I feel hopeless sometimes. I fracture when I see a beautiful painting, or a graceful dancer. Something grips, hard, inside my chest, when I hear an incredible piece of music. I think it may be most unbearable when I read Rimbaud. The first time I poured over Le Coeur SuppliciƩ (The Tortured Heart) I needed to know everything about it. It is speculated that Rimbaud authored this piece in response to being raped by a group of soldiers in an alley in Paris.

(excerpt)
"O waves, abracadabrantesque
Take my heart, let it be saved
There will be drinking songs
When they've exhausted their quids
My stomach will heave
If my sad heart is gobbled down
When they've exhausted their quids
How shall we act, o stolen heart?"

He was 16. To feel something so deeply and be able to purge the experience with this incredible piece of literature is...impossible to me.
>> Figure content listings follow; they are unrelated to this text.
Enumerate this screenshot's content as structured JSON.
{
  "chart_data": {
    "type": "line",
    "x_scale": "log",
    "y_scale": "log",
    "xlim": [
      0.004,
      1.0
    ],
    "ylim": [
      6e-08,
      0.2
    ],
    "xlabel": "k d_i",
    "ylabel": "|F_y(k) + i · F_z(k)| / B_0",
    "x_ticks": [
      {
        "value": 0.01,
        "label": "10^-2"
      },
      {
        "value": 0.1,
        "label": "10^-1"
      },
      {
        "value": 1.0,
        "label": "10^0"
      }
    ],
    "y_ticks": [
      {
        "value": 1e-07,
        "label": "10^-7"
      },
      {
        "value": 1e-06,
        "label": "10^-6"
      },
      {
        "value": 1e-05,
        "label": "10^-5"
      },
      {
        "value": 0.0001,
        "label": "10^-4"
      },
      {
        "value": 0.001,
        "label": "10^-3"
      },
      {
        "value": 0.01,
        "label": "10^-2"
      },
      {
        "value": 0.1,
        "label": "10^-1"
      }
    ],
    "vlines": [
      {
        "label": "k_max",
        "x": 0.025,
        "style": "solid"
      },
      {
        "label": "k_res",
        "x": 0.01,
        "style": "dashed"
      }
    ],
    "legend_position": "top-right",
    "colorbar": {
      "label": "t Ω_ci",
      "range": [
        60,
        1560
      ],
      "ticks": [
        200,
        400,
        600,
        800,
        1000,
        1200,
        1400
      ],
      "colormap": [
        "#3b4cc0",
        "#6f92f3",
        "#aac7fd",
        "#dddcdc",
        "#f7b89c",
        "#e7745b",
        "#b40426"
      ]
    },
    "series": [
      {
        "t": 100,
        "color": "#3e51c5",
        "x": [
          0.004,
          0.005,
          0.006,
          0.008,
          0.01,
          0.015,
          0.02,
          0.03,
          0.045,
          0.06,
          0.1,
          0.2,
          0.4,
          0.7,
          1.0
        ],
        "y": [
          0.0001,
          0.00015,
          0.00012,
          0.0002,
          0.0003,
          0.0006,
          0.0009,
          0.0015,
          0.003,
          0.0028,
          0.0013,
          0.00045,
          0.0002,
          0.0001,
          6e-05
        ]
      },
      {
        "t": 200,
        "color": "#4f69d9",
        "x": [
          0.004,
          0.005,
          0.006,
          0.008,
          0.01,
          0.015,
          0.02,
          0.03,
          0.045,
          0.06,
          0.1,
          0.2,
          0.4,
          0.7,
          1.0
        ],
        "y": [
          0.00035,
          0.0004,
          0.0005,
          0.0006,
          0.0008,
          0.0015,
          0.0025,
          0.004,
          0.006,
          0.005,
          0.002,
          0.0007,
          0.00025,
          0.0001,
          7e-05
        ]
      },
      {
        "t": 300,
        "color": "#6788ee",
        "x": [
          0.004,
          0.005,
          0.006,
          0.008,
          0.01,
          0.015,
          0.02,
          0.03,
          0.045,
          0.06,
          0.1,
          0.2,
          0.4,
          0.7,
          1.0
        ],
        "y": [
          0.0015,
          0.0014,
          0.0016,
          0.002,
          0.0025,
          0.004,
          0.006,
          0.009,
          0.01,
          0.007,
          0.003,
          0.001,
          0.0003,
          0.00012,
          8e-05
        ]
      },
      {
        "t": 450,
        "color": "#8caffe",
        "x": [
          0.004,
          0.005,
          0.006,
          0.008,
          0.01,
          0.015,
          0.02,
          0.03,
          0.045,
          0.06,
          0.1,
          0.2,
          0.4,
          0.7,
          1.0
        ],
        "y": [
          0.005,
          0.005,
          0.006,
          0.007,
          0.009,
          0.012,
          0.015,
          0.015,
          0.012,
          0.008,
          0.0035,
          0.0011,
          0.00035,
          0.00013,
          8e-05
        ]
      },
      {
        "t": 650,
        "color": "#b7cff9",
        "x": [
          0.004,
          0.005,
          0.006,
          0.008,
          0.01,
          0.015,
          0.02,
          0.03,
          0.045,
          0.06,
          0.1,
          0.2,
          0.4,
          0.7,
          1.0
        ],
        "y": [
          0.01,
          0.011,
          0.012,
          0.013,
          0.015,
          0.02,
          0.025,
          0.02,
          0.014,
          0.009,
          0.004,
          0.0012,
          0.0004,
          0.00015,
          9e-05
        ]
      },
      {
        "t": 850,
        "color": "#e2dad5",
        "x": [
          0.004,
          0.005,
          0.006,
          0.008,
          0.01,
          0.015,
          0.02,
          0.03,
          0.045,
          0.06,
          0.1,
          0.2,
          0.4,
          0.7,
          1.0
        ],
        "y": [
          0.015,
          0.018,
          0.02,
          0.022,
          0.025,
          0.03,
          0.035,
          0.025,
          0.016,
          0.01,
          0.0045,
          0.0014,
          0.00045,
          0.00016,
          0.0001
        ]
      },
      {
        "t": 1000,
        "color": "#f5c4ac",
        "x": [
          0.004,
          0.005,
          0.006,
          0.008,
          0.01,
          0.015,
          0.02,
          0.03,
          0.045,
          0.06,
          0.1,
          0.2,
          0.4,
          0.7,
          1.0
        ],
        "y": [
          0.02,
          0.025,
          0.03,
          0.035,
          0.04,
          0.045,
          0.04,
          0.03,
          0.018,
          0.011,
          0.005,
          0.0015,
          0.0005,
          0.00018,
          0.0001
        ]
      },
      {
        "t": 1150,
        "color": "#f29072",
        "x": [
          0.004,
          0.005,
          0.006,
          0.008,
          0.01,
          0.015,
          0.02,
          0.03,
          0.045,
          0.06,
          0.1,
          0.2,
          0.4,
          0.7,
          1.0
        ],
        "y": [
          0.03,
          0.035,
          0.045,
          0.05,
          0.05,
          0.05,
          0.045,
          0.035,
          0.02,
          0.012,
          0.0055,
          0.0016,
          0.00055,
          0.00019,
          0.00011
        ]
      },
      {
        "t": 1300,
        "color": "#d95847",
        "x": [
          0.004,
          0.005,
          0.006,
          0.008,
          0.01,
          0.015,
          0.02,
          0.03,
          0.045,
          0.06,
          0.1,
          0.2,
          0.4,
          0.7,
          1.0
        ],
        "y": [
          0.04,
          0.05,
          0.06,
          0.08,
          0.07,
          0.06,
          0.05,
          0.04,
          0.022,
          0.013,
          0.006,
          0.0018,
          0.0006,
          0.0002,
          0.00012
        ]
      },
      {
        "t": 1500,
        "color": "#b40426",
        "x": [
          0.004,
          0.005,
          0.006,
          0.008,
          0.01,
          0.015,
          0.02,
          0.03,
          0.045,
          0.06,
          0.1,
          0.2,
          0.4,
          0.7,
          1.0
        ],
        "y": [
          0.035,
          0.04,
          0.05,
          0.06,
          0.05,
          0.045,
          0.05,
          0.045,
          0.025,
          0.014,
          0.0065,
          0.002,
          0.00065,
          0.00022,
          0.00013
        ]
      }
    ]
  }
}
He is unreal- it's like looking at some of Nikola Tesla's ideas, and how effortlessly he made magic, practical.

I wondered, before, if anyone would ever truly know me. But in my frustration, I realized I barely knew myself. I think the most artistic struggle is creation that is incomplete. Feeling like there is always something more you could have done, should have done, to make the thing- "just so". To make it perfect, and a concise conveyance of what it was always meant to be.

I decided to revisit Rimbaud. I had been tirelessly searching the bouquinistes (book stalls) in Paris along the Seine for an ancient copy of his writing, but the weather was miserable and wet, and most of them remained closed. I found this detail about Une Saison en Enfer (A Season in Hell), which he authored after the tumultuous end to his relationship with Verlaine. He locked himself in his loft and cursed, and spat, and wrote, and everything that was his vast array of emotion and reaction is in that piece. He gave the manuscript to his mother to be published. When she read through it, she was entirely perplexed- it was incomprehensible nonsense. So she asked him "What did you mean to say?" and he answered: "I wanted to say what it said, literally and in all the senses".

This anarchic mess of vines creeping over ruins and storms raging at sea- tumultuous clashing of night and day without dusk or dawn to ease into either- it is perfectly imperfect. Art, struggle, connection, communication- a figurative Babel- our punishment for existing and it's the flaws that make it "just so".